Saturday, October 01, 2005

None Less Honest, None More Broke

Paul Martin is talking loudly and carrying a small stick:

Canada will no longer play the "honest broker" role that has epitomized Canadian foreign policy for decades, Prime Minister Paul Martin said yesterday.

He said Canada has to have a "very active and very aggressive foreign policy" that includes leadership in areas like human rights.

"The role of traditional mediator that Canada has played consistently between great powers is not the foreign policy that I would envisage," he told a gathering of municipal politicians in Vancouver.

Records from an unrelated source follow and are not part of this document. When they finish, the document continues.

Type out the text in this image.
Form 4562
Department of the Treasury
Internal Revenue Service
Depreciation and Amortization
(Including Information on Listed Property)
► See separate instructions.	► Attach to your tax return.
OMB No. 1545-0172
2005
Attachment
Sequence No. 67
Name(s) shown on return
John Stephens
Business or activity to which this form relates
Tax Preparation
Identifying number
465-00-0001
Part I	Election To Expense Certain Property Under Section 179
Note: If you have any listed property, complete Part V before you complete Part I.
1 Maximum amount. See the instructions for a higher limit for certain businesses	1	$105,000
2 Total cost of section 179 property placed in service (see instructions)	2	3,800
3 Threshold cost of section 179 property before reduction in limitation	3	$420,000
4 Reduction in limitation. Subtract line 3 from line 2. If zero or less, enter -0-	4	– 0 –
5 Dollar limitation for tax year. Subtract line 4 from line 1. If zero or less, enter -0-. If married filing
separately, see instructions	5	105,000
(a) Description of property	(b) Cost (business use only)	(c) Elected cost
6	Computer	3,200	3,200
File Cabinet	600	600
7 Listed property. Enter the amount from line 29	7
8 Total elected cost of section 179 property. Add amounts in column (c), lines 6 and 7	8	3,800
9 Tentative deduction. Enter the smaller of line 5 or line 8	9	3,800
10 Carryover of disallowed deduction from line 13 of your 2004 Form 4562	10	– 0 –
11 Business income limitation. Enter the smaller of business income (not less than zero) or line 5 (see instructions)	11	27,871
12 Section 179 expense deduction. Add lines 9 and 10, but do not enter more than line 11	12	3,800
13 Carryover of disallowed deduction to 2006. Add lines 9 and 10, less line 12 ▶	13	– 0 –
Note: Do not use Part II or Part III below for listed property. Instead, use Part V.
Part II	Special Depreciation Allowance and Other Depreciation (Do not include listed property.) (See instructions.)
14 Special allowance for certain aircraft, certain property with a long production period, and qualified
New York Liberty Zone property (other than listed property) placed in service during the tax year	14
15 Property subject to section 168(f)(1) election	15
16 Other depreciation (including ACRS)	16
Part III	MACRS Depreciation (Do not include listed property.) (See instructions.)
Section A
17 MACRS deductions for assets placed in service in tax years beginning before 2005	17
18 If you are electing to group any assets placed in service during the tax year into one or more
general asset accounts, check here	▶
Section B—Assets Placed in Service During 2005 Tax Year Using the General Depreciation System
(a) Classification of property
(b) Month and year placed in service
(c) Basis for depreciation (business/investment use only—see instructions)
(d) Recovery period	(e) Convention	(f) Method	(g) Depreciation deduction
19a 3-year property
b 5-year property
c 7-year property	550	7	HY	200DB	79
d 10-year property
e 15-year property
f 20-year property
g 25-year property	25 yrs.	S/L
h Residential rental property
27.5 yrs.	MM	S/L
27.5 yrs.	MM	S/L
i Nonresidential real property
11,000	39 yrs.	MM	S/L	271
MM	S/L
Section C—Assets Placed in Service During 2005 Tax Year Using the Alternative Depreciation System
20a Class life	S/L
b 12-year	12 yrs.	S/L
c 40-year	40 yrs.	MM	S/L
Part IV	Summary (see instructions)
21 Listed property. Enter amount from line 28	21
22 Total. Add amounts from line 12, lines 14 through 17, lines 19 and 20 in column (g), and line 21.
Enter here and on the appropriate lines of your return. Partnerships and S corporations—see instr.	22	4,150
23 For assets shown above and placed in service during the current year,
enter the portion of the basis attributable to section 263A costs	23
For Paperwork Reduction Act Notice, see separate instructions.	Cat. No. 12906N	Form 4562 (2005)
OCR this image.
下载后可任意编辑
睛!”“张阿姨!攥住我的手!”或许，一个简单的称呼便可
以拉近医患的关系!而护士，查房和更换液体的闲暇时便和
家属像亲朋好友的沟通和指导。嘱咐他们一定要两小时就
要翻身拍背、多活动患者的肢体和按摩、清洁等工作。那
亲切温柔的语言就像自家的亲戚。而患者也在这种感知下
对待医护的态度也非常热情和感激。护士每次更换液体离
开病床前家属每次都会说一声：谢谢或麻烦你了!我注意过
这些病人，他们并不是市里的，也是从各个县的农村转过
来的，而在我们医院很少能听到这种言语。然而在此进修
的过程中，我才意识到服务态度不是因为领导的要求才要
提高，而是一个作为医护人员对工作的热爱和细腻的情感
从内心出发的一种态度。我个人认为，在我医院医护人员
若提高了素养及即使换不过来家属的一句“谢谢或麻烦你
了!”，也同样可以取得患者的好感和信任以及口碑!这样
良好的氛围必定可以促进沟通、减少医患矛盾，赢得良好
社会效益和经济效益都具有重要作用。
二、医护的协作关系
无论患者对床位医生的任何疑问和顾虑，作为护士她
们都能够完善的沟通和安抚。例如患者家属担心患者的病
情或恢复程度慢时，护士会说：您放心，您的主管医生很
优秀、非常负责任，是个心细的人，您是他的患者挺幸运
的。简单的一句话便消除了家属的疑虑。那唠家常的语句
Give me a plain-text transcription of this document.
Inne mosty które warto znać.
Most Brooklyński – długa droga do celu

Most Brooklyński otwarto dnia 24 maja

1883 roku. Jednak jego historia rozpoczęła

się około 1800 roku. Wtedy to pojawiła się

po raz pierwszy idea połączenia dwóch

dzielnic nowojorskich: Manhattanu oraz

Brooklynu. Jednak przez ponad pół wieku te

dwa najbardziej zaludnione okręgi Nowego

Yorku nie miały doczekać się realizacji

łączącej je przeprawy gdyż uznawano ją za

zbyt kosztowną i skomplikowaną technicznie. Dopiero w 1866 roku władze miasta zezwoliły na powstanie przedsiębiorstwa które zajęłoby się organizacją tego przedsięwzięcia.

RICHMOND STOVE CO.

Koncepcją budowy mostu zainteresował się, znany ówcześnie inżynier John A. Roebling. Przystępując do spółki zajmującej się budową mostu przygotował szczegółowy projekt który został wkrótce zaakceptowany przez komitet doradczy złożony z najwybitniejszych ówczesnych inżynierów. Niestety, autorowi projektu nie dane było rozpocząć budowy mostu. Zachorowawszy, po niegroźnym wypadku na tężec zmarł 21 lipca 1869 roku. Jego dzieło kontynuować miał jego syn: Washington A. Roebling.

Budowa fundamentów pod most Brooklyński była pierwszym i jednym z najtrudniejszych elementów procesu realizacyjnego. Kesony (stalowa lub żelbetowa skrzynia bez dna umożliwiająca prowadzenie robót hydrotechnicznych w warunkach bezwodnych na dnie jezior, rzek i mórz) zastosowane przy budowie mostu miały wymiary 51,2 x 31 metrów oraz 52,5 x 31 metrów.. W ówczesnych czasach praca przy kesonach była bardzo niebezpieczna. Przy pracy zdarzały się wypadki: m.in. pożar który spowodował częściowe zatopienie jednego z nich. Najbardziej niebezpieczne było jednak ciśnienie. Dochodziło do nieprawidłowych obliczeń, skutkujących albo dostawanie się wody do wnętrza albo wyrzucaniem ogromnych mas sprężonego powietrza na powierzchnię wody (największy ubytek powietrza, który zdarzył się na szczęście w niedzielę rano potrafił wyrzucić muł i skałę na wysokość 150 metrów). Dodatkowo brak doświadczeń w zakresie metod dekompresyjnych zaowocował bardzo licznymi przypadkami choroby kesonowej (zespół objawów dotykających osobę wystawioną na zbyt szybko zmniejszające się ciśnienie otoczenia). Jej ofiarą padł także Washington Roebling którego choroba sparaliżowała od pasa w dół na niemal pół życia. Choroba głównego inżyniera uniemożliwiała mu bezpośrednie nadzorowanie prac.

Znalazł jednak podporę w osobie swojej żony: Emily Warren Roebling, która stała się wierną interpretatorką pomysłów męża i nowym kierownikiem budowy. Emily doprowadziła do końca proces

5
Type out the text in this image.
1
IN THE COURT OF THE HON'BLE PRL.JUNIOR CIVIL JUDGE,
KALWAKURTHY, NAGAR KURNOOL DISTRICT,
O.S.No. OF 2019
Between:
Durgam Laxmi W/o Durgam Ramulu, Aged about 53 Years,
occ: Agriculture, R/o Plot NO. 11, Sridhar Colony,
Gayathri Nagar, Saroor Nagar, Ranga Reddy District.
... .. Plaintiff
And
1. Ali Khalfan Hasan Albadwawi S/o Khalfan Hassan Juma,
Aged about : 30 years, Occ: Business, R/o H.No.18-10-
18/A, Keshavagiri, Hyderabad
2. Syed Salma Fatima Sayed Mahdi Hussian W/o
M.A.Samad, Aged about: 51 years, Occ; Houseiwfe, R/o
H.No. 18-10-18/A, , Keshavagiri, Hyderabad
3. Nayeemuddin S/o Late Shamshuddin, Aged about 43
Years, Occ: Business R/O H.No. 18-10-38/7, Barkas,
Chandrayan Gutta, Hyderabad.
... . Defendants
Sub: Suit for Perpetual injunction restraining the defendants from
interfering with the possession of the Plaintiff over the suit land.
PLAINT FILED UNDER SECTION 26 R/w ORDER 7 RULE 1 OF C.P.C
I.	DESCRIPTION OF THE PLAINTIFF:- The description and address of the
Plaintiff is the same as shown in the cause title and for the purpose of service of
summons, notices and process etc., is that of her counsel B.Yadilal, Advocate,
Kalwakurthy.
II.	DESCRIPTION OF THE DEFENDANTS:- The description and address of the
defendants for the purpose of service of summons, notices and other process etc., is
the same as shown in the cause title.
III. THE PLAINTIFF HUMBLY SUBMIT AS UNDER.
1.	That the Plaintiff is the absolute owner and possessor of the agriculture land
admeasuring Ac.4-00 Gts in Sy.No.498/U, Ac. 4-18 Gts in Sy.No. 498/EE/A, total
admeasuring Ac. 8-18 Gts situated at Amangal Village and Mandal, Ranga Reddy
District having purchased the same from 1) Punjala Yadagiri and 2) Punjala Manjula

He was referring to the views of several Canadian governments that it was well-placed to play a mediating, or "honest broker" role, between Britain and the United States and, during the Cold War, between the U.S. and the former Soviet Union.


Alliances and aims may change, but one rule will never change: soft power diplomacy requires a hard power military to back it up.

The Senate defence committee understands this rule:

The military budget should double and the Canadian Forces should sign up thousands of new recruits, a Senate committee said Thursday.

The budget should be $25-billion to $35-billion a year instead of the $14.3-billion earmarked this year and the Forces should have 90,000 people in uniform instead of the 62,000 authorized today, the report said.

In a world of escalating disasters – both natural and man-made – the military is likely to be more important to Canadian well-being over the next few decades than it has since the Second World War, the senators argued.

“Canadians should think of Canada's military as a tool box for the government to use to fix things that are of vital interest to Canadians ... our tools are rusting.”


The peacekeeping myth would never have been born, had Canada not had the military force to contribute to Lester Pearson's novel idea to resolve the the Suez crisis.

Canada would not have had a seat at Versailles as a country in its own right, equal to Britain and the other Allied powers, had it not raised a great army in World War I.

How can we speak in defence of liberty elsewhere, if we cannot defend our own liberty properly?